Importantly, most of these values are either as good or better than those reported in the original study.
Let’s consider these results validated and move on to multiclass machine learning.
Above, we constructed 1 predictor for each disease. Depending on the research question, it might be more ideal to build ONE model that can report the probability a microbiome belongs to one of the diseases, simultaneously. This is a task for a multiclass classifier.
First, we’ll build a multiclass random forest that handles all samples simultaneously:
This confusion matrix illustrates a general low accuracy in predicting each disease. That is, the values in parentheses along the diagonal tiles (from bottom left to top right) are quite low for most diseases. The model is predicting most microbiomes belong to healthy individuals.
I suspect the large class imbalance (e.g. n=665 “none” vs n=48 “cancer”) is causing the model to bias its prediction towards the overrepresented class.
What do the ROC curves look like?
This ROC curve seems to suggest all diseases are being predicted reasonably well.

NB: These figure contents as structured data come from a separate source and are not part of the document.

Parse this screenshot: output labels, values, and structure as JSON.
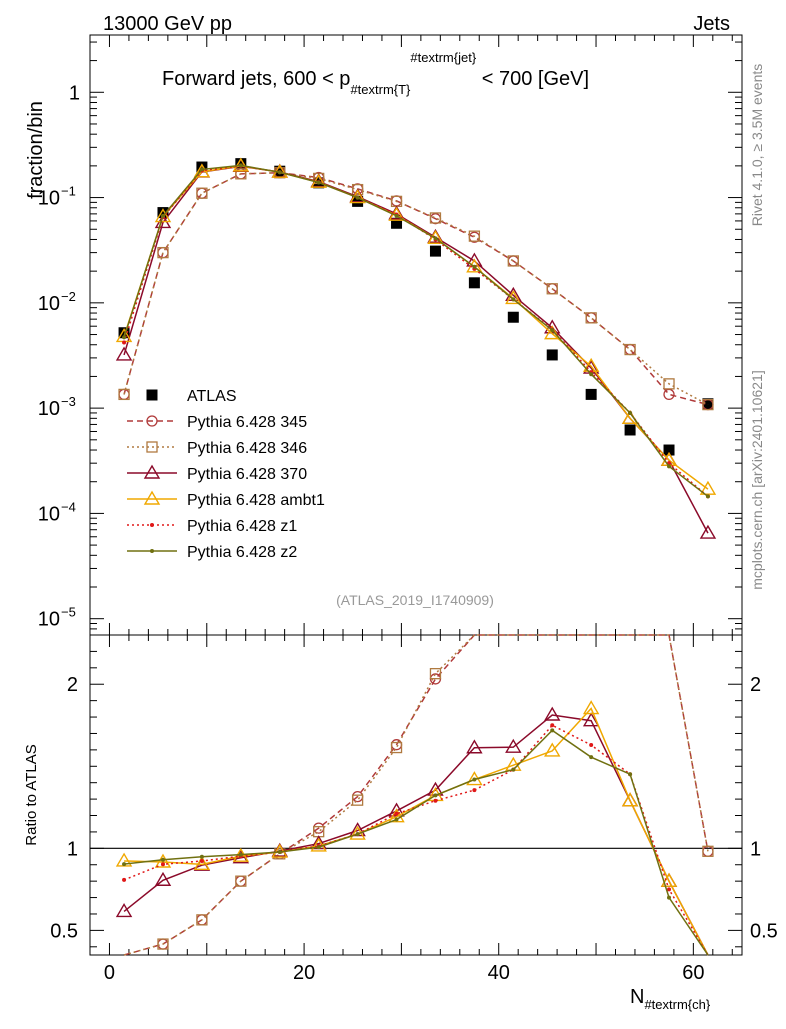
{
  "header": {
    "left": "13000 GeV pp",
    "right": "Jets"
  },
  "side_labels": {
    "rivet": "Rivet 4.1.0, ≥ 3.5M events",
    "mcplots": "mcplots.cern.ch [arXiv:2401.10621]"
  },
  "chart_data": {
    "type": "line",
    "title": "Forward jets, 600 < p_{#textrm{T}}^{#textrm{jet}} < 700 [GeV]",
    "title_parts": {
      "pre": "Forward jets, 600 < p",
      "sub": "#textrm{T}",
      "sup": "#textrm{jet}",
      "post": " < 700 [GeV]"
    },
    "analysis_id": "(ATLAS_2019_I1740909)",
    "xlabel": "N_{#textrm{ch}}",
    "xlabel_main": "N",
    "xlabel_sub": "#textrm{ch}",
    "ylabel": "fraction/bin",
    "ratio_ylabel": "Ratio to ATLAS",
    "xlim": [
      -2,
      65
    ],
    "ylim": [
      7e-06,
      3.5
    ],
    "ratio_ylim": [
      0.35,
      2.3
    ],
    "x_ticks": [
      "0",
      "20",
      "40",
      "60"
    ],
    "y_ticks": [
      "1",
      "10^{-1}",
      "10^{-2}",
      "10^{-3}",
      "10^{-4}",
      "10^{-5}"
    ],
    "ratio_ticks": [
      "0.5",
      "1",
      "2"
    ],
    "x": [
      1.5,
      5.5,
      9.5,
      13.5,
      17.5,
      21.5,
      25.5,
      29.5,
      33.5,
      37.5,
      41.5,
      45.5,
      49.5,
      53.5,
      57.5,
      61.5
    ],
    "data": {
      "name": "ATLAS",
      "values": [
        0.0052,
        0.072,
        0.195,
        0.21,
        0.178,
        0.138,
        0.092,
        0.057,
        0.031,
        0.0155,
        0.0073,
        0.0032,
        0.00135,
        0.00062,
        0.0004,
        0.0011
      ]
    },
    "series": [
      {
        "name": "Pythia 6.428 345",
        "color": "#b03a3a",
        "marker": "circle",
        "dash": "dashed",
        "values": [
          0.00135,
          0.03,
          0.11,
          0.168,
          0.172,
          0.155,
          0.121,
          0.093,
          0.063,
          0.042,
          0.025,
          0.0136,
          0.0072,
          0.0036,
          0.00135,
          0.00108
        ]
      },
      {
        "name": "Pythia 6.428 346",
        "color": "#b07a40",
        "marker": "square",
        "dash": "dotted",
        "values": [
          0.00135,
          0.03,
          0.11,
          0.168,
          0.172,
          0.152,
          0.119,
          0.092,
          0.064,
          0.043,
          0.025,
          0.0136,
          0.0072,
          0.0036,
          0.0017,
          0.00108
        ]
      },
      {
        "name": "Pythia 6.428 370",
        "color": "#8b0a2a",
        "marker": "triangle",
        "dash": "solid",
        "values": [
          0.0032,
          0.058,
          0.175,
          0.198,
          0.175,
          0.142,
          0.102,
          0.07,
          0.042,
          0.025,
          0.0118,
          0.0058,
          0.0024,
          0.0008,
          0.00032,
          6.5e-05
        ]
      },
      {
        "name": "Pythia 6.428 ambt1",
        "color": "#f0a800",
        "marker": "triangle",
        "dash": "solid",
        "values": [
          0.0048,
          0.066,
          0.176,
          0.2,
          0.174,
          0.14,
          0.1,
          0.068,
          0.041,
          0.022,
          0.011,
          0.0051,
          0.0025,
          0.0008,
          0.00032,
          0.00017
        ]
      },
      {
        "name": "Pythia 6.428 z1",
        "color": "#e01818",
        "marker": "dot",
        "dash": "dotted",
        "values": [
          0.0042,
          0.065,
          0.18,
          0.2,
          0.174,
          0.14,
          0.1,
          0.069,
          0.04,
          0.021,
          0.0108,
          0.0056,
          0.0022,
          0.0009,
          0.0003,
          0.000145
        ]
      },
      {
        "name": "Pythia 6.428 z2",
        "color": "#707010",
        "marker": "dot",
        "dash": "solid",
        "values": [
          0.0047,
          0.067,
          0.185,
          0.202,
          0.174,
          0.139,
          0.1,
          0.067,
          0.041,
          0.022,
          0.0108,
          0.0055,
          0.0021,
          0.0009,
          0.00028,
          0.000145
        ]
      }
    ]
  }
}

However, “none” is predicted the poorest, likely because of the high degree of false positives observed in the confusion matrix.
To eliminate the class imbalance, let’s downsample these data down to the smallest dataset (n=48). I suspect this will sacrifice accuracy, while improving the false positive rate.
This looks considerably better. The values in parentheses along the diagonal indicate that each disease is being predicted much better.
Let’s see the ROC curves:
Once again, these ROC curves seem to suggest all diseases are being predicted at least reasonably well. We see that the AUC has shrunk by ~5%. We also see that the model performs most poorly with “none” and “t2d”, in agreement with the confusion matrix.
To conclude, we found that microbiome-based classifiers could predict disease quite well, particularly when control samples were confined to each study.
When we built a model that tries to predict all diseases at once, we found that classification specificities and sensitivities suffered from large class imbalances. This illustrates the trade-offs of balancing datasets when considering class-specific accuracies.